Robinson was born in Jerusalem in November 1941. His interest in CBW began during the final year of his chemistry degree at the University of Oxford, UK. Working under the economist John Jewkes, his dissertation examined how the study of chemical warfare during the Second World War stimulated the synthesis of new types of organic compounds. On graduating, he spent four years with Kilburn & Strode Chartered Patent Agents in London before taking a position at the fledgling Stockholm International Peace Research Institute (SIPRI) in 1968, and becoming its focal point for CBW studies. From the mid-1970s, he was also central to the highly influential CBW Study Groups convened by the Pugwash Conferences on Science and World Affairs, which brought together scientists from east and west to discuss disarmament.
At SIPRI he had a prominent role in a major review of CBW. This resulted in the classic six-volume study The Problem of Chemical and Biological Warfare (1971–75). He developed the concept of a cross-cultural ‘taboo’ on such weapons, and detailed the process of ‘assimilation’ that leads to their acceptance into existing military organizations. For example, chemical weapons went unused during the Second World War not because of deterrence, but because specialized First World War-era chemical warfare organizations were sidelined by conventional military institutions.
He met Mary Kaldor, his partner of more than 50 years, at SIPRI, and they returned to the United Kingdom in 1971 to join the Science Policy Research Unit at the University of Sussex in Brighton. Robinson spent the rest of his career there establishing the Harvard Sussex Program, a group for research, communication and training in support of informed public policy towards CBW issues that he co-directed with Meselson. There, he spotted another barrier to assimilation: existing technologies constrain emerging ones as they pass through a ‘weapons succession process’.
Part of Robinson’s influence lay in identifying and seeking to close loopholes through which suppressed CBW technology might develop. He provided key inputs into the negotiations for the Biological Weapons Convention and the 1993 Chemical Weapons Convention. He advocated for proper implementation of the ‘general purpose criterion’ — the concept that malign intentions rather than physical objects should be prohibited — as the main mechanism by which the treaties could avoid being undermined by advances in science and technology.
In the years just after the cold war, he stood firm against what he considered to be a “creeping legitimization” of those chemical and biological weapons not tooled for mass destruction (non-WMD CBW). In 2008, he warned that chemical weapons lent themselves particularly to the new types of conflict experienced in places such as the Balkans, Afghanistan and parts of Africa, suggesting the taboo against CBW could become harder to maintain.

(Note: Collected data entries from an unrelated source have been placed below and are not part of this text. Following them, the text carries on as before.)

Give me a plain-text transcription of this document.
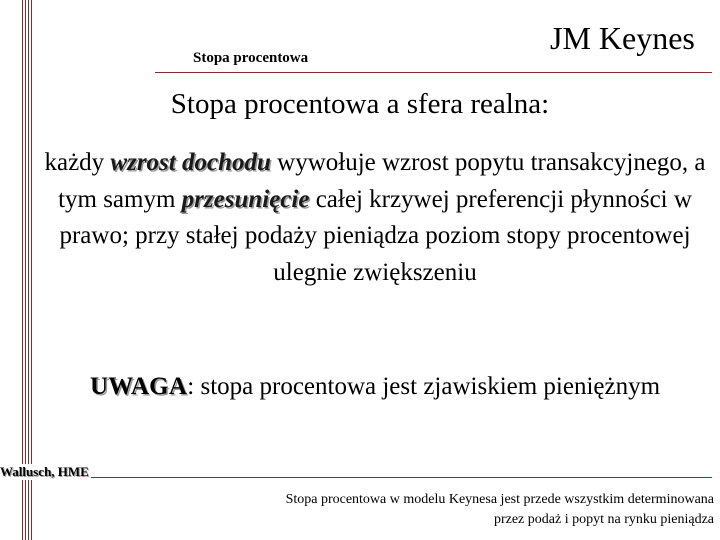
Stopa procentowa
JM Keynes
Stopa procentowa a sfera realna:
każdy wzrost dochodu wywołuje wzrost popytu transakcyjnego, a tym samym przesunięcie całej krzywej preferencji płynności w prawo; przy stałej podaży pieniądza poziom stopy procentowej ulegnie zwiększeniu
UWAGA: stopa procentowa jest zjawiskiem pieniężnym
Wallusch, HME
Stopa procentowa w modelu Keynesa jest przede wszystkim determinowana
przez podaż i popyt na rynku pieniądza
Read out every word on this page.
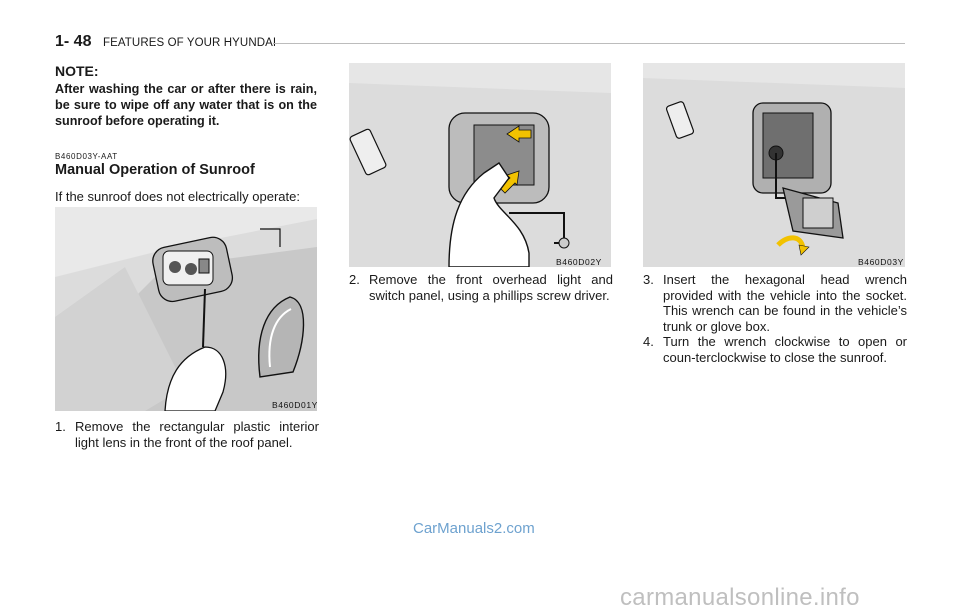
1- 48 FEATURES OF YOUR HYUNDAI

NOTE:

After washing the car or after there is rain, be sure to wipe off any water that is on the sunroof before operating it.

B460D03Y-AAT

Manual Operation of Sunroof

If the sunroof does not electrically operate:

B460D01Y
1. Remove the rectangular plastic interior light lens in the front of the roof panel.
B460D02Y
2. Remove the front overhead light and switch panel, using a phillips screw driver.
B460D03Y
3. Insert the hexagonal head wrench provided with the vehicle into the socket. This wrench can be found in the vehicle’s trunk or glove box.
4. Turn the wrench clockwise to open or coun-terclockwise to close the sunroof.
CarManuals2.com
carmanualsonline.info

These became the hallmark issues that he encouraged numerous research students to tackle. His mentoring of generations of scholars and policy practitioners means his ideas will continue to shape both treaties for decades.
He officially retired from the University of Sussex in 2007, but continued to work at the Harvard Sussex Program, happiest when receiving visitors who came to discuss ideas and work in the extensive and unique archive on CBW issues that he and Meselson established. One of his last research projects resulted in a series of vignettes from across history that he described as “lessons about CBW” for future generations. He also continued to write detailed chronologies — including one on ‘novichoks’, after the nerve agents were used in Salisbury, UK, in 2018.
I became a student of Julian’s in 1996, and continued to work alongside him at the Harvard Sussex Program until he went into self-isolation. One of our last conversations was about establishing a small study group to consider whether his influential chronology on chemical weapons in Syria might reveal patterns that those guarding against CBW should know about. Always modest, he was hesitant about whether people would spend time reading it. When I suggested some might, he smiled and said “Well now, there’s a thought. Let’s talk more on the other side of all of this.”